Le dernier homme debout de George Condo
Comme l’a analysé Félix Guattari en 1990 au sujet des peintures parisiennes de Condo: « cette déconstruction structurale s’opère à partir de deux procédés : une inversion de l’énonciation et une saturation de la toile ». Vous voilà prévenus et aptes à entrer à la galerie Almine Rech pour voir de quel détournement et réévaluation est faite son œuvre actuelle.
Cette nouvelle exposition, a pour titre Life is Worth Living, phrase extraite d’un courrier que George Condo a adressé à son ami de longue date Bernard Ruiz-Picasso, l’artiste présente des œuvres récentes en dialogue avec un ensemble plus ancien de peintures et de sculptures réalisées à Paris entre la fin des années 1980 et le début des années 1990. Au cours de cette période, Condo expérimentait en peinture différents médiums et styles, qu’il combinait comme, par exemple, l’huile et le collage pour décrire les formes linéaires délicates de la composition Les Quatre Femmes (1989, huile et collage sur toile, 200 × 250 cm). D’autres œuvres telles que The Headless Harlequin (1989, huile sur toile, 220 × 189,8 cm) et When the Elephant Says No (1986, huile sur toile, 206 × 318,2 cm) témoignent des expérimentations de Condo, mêlant peinture et dessin selon un procédé de déconstruction structurale, que l’artiste a employé pendant une grande partie de sa carrière jusqu’à nos jours.
Les nouvelles peintures s’inscrivent dans la continuité de cette exploration picturale telle que décrite par Guattari et comprennent deux triptyques de grand format. Le chaos et la confusion de la situation politique américaine actuelle y sont signifiés dans des compositions all-over denses à la limite de l’abstraction, qui mettent en exergue la folle et absolue paranoïa qui enveloppe férocement le monde. The Investigation (2017, huile et pigments sur lin, 254 × 609,6 cm, triptyque) et Collusion (2017, huile et pigments sur lin, 208,3 × 609,6 cm, triptyque) abordent des sujets de l’obsession des média et de la politique. Elles sont peintes d’une manière gestuelle abstraite qui se veut capturer la vitesse à laquelle l’information change, comme l’esprit en ébullition de l’artiste, mais aussi faire écho à l’étrange irréalité du phénomène des « fake news » ou des informations truquées.

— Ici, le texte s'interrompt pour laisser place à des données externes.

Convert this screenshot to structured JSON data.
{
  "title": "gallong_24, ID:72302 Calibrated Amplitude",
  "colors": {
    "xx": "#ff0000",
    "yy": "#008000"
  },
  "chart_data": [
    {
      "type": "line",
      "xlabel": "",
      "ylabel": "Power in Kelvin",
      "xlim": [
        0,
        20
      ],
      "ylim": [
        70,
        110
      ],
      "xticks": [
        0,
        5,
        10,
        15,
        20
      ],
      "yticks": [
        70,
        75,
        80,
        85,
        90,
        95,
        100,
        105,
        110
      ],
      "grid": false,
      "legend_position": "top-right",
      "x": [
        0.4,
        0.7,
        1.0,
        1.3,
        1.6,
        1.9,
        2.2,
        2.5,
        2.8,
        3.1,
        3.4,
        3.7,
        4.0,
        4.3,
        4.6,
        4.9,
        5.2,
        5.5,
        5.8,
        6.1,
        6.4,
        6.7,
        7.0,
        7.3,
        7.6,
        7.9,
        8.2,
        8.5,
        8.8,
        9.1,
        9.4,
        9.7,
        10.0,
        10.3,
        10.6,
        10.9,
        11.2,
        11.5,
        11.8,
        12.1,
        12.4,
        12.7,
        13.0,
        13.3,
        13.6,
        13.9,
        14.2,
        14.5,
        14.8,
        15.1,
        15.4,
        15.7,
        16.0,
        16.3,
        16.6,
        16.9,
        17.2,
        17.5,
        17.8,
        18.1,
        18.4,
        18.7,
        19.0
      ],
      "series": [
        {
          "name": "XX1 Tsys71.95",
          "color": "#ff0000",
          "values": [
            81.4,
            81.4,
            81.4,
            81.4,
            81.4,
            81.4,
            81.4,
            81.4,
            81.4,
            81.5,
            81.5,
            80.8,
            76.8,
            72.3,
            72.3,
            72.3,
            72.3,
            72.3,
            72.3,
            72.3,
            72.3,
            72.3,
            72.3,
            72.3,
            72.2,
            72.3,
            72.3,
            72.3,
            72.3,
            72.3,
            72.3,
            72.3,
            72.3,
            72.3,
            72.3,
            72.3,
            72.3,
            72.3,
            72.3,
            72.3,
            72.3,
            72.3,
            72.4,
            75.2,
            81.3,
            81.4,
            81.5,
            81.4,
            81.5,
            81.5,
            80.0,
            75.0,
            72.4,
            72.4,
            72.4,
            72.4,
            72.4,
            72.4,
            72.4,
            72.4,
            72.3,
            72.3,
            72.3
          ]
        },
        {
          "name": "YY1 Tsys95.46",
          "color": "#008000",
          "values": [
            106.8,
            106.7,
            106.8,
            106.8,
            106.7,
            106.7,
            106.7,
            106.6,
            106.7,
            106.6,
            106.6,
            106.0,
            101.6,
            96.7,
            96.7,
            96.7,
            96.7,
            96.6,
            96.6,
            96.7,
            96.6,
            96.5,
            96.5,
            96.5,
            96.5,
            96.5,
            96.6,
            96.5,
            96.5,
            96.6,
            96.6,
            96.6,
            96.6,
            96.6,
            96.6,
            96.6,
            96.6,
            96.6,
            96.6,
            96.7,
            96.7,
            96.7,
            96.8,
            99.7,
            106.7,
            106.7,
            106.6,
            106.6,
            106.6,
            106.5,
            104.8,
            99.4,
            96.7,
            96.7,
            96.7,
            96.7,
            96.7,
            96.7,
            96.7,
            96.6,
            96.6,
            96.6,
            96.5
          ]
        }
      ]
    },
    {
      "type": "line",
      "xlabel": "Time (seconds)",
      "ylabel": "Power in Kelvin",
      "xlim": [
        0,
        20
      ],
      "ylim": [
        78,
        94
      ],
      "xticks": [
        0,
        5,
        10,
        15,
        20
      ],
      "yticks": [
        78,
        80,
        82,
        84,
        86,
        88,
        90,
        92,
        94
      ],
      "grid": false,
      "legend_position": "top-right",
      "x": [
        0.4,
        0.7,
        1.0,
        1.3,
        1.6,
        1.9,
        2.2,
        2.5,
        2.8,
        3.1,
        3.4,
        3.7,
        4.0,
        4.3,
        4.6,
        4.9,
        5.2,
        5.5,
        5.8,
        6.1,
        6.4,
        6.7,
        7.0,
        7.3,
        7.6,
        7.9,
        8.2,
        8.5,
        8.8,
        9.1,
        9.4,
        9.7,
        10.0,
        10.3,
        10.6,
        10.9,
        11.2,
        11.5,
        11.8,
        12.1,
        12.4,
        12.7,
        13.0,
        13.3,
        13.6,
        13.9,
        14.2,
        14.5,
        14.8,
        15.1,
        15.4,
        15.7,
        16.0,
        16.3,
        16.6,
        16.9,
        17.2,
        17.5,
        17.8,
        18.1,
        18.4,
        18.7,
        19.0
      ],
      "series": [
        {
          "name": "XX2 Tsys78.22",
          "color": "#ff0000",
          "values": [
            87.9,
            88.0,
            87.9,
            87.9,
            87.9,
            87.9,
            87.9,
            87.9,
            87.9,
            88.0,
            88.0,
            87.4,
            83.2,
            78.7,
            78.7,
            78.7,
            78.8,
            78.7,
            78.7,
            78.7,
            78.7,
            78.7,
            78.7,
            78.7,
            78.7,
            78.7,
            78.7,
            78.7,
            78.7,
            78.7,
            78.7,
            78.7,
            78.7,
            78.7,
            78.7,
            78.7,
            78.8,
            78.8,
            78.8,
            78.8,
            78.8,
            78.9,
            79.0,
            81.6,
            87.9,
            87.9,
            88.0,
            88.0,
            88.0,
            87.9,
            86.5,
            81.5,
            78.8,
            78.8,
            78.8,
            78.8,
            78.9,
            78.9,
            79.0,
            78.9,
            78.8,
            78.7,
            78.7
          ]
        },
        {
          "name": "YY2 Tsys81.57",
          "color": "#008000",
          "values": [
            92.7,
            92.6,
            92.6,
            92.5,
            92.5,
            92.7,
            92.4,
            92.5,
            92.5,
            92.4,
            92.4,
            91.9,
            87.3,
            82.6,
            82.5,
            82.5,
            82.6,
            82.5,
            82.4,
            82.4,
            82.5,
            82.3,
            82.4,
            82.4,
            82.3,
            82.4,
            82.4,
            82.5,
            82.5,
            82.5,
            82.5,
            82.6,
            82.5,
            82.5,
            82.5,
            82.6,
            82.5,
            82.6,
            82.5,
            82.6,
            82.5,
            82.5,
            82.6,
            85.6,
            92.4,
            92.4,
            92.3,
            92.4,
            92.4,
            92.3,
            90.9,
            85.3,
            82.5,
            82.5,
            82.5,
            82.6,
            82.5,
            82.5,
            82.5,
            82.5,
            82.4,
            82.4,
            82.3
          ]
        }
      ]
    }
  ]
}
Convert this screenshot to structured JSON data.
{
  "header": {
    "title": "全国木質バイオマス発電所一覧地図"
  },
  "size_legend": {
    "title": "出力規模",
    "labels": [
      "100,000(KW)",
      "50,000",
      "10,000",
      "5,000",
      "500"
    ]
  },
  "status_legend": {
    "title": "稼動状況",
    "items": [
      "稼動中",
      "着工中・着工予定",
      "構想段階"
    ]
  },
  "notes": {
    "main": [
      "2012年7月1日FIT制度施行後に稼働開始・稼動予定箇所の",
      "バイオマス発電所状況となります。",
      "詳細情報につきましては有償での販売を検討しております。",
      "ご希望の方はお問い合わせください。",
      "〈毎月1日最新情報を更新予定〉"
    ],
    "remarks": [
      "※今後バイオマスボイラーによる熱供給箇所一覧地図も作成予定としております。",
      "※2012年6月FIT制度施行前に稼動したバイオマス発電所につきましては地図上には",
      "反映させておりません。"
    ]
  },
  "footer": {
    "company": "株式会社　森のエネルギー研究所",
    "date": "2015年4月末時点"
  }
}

Condo avait prédit ce changement en regard de la perception globale médiatique dès la fin des années 1980 dans un manifeste intitulé Artificial Realism, une expression qui s’appliquait alors à sa pratique et l’évolution de son esthétique, mais qui en est depuis venue à résumer l’essence même de notre confusion quotidienne s’agissant de ce qui est réel et de ce qui ne l’est pas. The Last Man Standing (2017, huile, graphite et pigments sur lin, 203,2 × 190,5 cm) représente sur un arrière-plan rouge explosif la figure d’un « reporter », tel que qualifié par l’artiste, en train de fumer et d’attendre l’exclusivité d’un scoop qui n’arrivera probablement jamais. Inside the West Wing (2017, huile et graphite sur lin, 198,1 × 233,7 cm) est une représentation presqu’orgiaque de la décadence et de la trahison, mais aussi du réseau imaginaire des activités secrètes auxquelles personne n’a l’autorisation d’assister, mais que tout le monde ne peut que trop bien imaginer. Sombre et effrayante, la peinture Back Channel (2016-2017, huile, pigments et peinture métallique sur toile, 213,4 × 208,3 cm) figure quant à elle le sentiment paranoïaque qui s’empare potentiellement de notre imagination collective face à la découverte de tels scandales médiatiques.
Entre 2016 et 2017, Condo est l’objet de Confrontation, la toute première exposition d’envergure dédiée à un artiste contemporain au musée Berggruen de Berlin. Sous le commissariat d’Udo Kittelmann en collaboration avec l’artiste, cette exposition présentait une large sélection de ses travaux depuis le début des années 1980 jusqu’à nos jours en dialogue avec des œuvres d’art moderne majeures empruntées aux collections de la Nationalgalerie à Berlin.
Enfin, The Way I Think, la rétrospective des dessins de Condo qui s’est tenue récemment à la Phillips Collection de Washington sous le commissariat de Klaus Ottman, sera présentée au Musée d‘Art Moderne Louisiana, au Musée d‘Art Moderne Louisiana, au Danemark, du 9 novembre 2017 au 4 février 2018.
Faire évoluer la peinture au gré du politique et des avatars trumpiens du moment n'est pas le moindre intérêt de cette expo qui fait résonner d'un même élan passé et présent par le biais de l'histoire de l'art et de l'actualité.